Recent decades have witnessed the rapid increase in morbidity of metabolic associated fatty liver disease (MAFLD), also known as non-alcoholic fatty liver disease, worldwide(13.48% in Africa, 25% in Asia, 23.71% in Europe, 31.79% in Middle East, 24.13% in North America, and 30.45% in South America). As the leading cause of chronic liver disease, MAFLD exhibits the spectrum from non-alcoholic fatty liver (NAFL) to non-alcoholic steatohepatitis (NASH), with outcomes of fibrosis/cirrhosis and hepatocellular carcinoma. Interestingly, accumulating proofs highlight the prevalence of MAFLD in the population suffering from endocrine disorders with metabolic dysregulation, such as metabolic syndrome (MetS) components (obesity, hyperinsulinemia, type 2 diabetes), polycystic ovary syndrome (PCOS), and hypothyroidism. The occurrence of MAFLD reciprocally enhances the risk of endocrine-based metabolic dysregulation, such as insulin resistance, type 2 diabetes, and dyslipidemia. Except for the common etiologies of Western diet and sedentary lifestyle, multiple genetic and epigenetic factors play important roles in the interaction of endocrine disorders and MAFLD. For example, TCF7L2 CT/TT genotype predisposes both diabetes and MAFLD through beta-cell dysfunction, insulin resistance, and reduced incretin effect. Deacetylase inhibition upregulates the GLP-1 receptor expression to ameliorate MAFLD. High-level miR-103 serves as the molecular link between insulin resistance and MAFLD.

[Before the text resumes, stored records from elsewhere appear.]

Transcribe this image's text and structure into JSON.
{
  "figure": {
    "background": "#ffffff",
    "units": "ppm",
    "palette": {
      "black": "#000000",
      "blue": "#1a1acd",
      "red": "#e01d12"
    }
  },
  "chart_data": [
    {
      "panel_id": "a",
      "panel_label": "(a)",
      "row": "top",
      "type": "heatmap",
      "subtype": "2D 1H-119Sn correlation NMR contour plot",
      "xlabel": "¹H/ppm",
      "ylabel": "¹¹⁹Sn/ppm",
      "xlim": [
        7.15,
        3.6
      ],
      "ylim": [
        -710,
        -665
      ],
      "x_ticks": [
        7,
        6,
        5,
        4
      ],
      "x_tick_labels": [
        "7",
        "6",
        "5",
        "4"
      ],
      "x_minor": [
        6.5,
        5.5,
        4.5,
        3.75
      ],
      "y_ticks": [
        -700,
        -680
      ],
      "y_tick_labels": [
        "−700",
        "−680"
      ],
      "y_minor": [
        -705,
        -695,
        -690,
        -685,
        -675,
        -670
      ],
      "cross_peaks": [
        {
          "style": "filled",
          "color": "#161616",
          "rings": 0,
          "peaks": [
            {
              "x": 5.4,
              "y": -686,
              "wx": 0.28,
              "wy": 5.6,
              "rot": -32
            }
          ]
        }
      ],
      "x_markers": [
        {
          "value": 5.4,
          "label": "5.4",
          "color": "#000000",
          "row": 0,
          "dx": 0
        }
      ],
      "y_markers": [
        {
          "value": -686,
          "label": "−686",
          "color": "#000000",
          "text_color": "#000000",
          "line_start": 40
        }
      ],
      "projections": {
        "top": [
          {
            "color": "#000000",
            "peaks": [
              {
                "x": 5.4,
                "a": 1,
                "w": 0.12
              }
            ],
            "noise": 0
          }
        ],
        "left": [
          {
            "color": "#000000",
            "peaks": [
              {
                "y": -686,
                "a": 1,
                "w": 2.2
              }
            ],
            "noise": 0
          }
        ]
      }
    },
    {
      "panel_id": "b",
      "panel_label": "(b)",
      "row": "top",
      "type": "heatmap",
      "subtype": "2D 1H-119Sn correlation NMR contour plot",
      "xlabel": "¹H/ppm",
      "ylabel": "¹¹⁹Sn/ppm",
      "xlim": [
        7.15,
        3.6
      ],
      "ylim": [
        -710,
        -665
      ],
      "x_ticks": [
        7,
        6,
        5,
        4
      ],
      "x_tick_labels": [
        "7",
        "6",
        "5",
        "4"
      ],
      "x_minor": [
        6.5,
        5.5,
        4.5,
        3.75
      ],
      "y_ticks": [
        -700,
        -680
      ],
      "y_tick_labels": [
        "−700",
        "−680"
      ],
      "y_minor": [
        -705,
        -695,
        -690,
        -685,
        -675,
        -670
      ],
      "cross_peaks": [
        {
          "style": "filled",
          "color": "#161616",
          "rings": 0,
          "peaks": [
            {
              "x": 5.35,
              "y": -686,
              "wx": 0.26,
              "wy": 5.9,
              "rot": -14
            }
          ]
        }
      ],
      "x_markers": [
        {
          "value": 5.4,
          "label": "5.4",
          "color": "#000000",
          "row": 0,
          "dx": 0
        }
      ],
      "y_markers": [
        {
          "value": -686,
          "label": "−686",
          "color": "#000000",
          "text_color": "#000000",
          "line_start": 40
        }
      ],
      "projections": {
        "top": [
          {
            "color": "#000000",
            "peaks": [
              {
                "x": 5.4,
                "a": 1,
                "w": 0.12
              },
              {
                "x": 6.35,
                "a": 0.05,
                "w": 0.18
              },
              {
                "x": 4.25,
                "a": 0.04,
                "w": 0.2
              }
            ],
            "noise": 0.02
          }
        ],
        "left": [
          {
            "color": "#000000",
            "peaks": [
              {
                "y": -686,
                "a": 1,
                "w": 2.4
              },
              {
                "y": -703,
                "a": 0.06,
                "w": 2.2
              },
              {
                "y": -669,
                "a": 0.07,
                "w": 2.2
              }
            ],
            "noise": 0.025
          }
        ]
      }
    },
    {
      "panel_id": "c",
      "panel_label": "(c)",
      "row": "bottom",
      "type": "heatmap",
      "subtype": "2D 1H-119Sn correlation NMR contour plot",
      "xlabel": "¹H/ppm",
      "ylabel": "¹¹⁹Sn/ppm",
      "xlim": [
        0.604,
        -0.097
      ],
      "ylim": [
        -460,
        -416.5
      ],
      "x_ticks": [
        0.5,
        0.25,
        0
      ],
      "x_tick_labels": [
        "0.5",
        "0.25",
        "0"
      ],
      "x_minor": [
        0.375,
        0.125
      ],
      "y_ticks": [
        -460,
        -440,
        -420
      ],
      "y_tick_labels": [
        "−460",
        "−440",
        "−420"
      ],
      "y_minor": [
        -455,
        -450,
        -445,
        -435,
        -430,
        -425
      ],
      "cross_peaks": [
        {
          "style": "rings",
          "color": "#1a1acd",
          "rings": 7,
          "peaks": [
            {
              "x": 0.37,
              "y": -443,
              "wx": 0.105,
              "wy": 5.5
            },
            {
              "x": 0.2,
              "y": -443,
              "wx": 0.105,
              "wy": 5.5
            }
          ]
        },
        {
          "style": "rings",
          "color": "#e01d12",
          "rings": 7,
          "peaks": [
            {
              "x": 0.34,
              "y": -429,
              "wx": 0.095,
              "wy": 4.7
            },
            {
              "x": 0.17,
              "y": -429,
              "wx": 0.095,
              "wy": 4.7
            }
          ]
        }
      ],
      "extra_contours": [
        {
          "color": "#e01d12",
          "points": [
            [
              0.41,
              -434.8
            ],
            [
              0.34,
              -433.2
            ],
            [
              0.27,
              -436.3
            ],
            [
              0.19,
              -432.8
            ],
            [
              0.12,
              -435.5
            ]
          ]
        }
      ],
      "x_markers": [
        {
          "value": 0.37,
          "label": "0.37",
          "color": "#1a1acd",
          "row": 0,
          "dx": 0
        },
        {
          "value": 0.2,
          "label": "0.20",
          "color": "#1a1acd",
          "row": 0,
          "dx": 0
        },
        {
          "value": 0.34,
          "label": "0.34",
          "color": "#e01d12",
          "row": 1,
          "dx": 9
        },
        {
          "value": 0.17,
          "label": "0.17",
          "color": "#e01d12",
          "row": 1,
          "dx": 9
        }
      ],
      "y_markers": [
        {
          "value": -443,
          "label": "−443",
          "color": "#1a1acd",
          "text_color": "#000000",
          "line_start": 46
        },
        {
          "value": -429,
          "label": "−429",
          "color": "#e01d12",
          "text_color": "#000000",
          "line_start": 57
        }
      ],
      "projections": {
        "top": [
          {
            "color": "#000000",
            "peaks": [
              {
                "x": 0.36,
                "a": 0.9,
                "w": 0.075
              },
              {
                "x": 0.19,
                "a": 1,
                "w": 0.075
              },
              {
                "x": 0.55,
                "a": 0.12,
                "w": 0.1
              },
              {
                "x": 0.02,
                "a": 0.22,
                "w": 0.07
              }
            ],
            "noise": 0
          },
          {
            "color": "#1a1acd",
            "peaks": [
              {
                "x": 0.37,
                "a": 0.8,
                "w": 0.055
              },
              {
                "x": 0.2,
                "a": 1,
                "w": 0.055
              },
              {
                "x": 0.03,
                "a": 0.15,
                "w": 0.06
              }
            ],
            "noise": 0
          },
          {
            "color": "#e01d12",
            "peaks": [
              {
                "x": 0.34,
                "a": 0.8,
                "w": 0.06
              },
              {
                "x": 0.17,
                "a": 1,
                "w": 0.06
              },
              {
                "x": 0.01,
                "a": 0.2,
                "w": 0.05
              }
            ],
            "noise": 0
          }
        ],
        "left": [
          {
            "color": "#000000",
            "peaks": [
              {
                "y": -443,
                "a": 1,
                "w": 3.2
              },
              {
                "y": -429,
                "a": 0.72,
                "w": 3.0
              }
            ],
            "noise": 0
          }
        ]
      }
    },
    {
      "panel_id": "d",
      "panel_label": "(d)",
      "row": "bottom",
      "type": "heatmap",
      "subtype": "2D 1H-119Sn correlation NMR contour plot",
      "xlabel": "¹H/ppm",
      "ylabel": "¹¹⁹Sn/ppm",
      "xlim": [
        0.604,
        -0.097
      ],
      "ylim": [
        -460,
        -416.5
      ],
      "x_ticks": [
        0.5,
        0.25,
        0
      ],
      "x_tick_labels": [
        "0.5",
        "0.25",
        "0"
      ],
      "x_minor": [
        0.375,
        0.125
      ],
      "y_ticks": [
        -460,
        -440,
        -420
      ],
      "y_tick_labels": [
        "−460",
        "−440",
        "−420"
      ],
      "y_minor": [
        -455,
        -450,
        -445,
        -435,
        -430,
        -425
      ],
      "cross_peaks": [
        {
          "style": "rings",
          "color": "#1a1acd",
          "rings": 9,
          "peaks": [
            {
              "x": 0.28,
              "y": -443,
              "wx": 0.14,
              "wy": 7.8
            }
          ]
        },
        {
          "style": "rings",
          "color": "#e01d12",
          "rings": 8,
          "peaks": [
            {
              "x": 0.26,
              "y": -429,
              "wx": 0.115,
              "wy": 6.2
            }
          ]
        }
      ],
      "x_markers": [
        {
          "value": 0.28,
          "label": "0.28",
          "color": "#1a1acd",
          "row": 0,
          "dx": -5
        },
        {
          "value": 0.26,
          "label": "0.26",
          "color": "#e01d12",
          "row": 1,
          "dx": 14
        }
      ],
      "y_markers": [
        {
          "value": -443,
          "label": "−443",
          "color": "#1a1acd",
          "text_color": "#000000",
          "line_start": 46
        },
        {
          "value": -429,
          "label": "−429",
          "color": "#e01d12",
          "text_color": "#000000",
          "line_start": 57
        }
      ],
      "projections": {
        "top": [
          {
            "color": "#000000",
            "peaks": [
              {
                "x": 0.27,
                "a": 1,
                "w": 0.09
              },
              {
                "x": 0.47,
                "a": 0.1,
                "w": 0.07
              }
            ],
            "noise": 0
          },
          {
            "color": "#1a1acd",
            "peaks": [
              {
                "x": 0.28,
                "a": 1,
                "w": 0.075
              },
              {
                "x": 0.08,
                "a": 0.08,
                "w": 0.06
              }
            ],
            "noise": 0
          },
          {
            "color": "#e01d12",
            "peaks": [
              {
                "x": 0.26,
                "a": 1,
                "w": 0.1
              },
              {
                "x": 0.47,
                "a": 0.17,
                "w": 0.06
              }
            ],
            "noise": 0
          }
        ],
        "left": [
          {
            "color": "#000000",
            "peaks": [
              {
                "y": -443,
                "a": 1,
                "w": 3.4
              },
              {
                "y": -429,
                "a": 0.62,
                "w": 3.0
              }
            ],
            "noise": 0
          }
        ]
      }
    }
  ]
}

It is suggested to be reciprocal causation between metabolism-related endocrine disorders and MAFLD. Various mutations and single nucleotide polymorphisms (SNPs) associated with endocrine disorders confer a high risk of MAFLD. DNA (e.g., methylation), RNA (e.g., m6A RNA methylation), and histone (e.g., methylation, acetylation) modification reflect another layer of mechanisms underlying the interaction of endocrine disorders and MAFLD. Moreover, different kinds of non-coding RNAs (e.g., miRNA, piRNA, lncRNA, circRNA) demonstrate deep involvement in the cross-talk of MAFLD and endocrine disorders. This Research Topic aims to fully investigate the interaction, with the exploration of its genetic and epigenetic basis.
We welcome submissions of Original Research articles, Brief Reports, Reviews, Systematic Reviews, and Meta-analyses focusing on, but not limited to, the following themes:
• Impact of metabolism-related endocrine disorders on the incidence, morbidity, histopathology, natural course, complications, and therapeutic strategy of MAFLD.
• Role of MAFLD in the prevalence, progression, outcome, and treatment response of endocrine disorders.
• Variants and mutations that underlie the interaction of MAFLD spectrum and endocrine disorders.
• Profile, characteristics, and mechanisms of DNA, RNA, and histone modification mediating the crosstalk between endocrine disorders and MAFLD.
• Signalling and regulation, together with predictive and/or diagnostic value, of ncRNAs in the interaction of different endocrine disorders and MAFLD.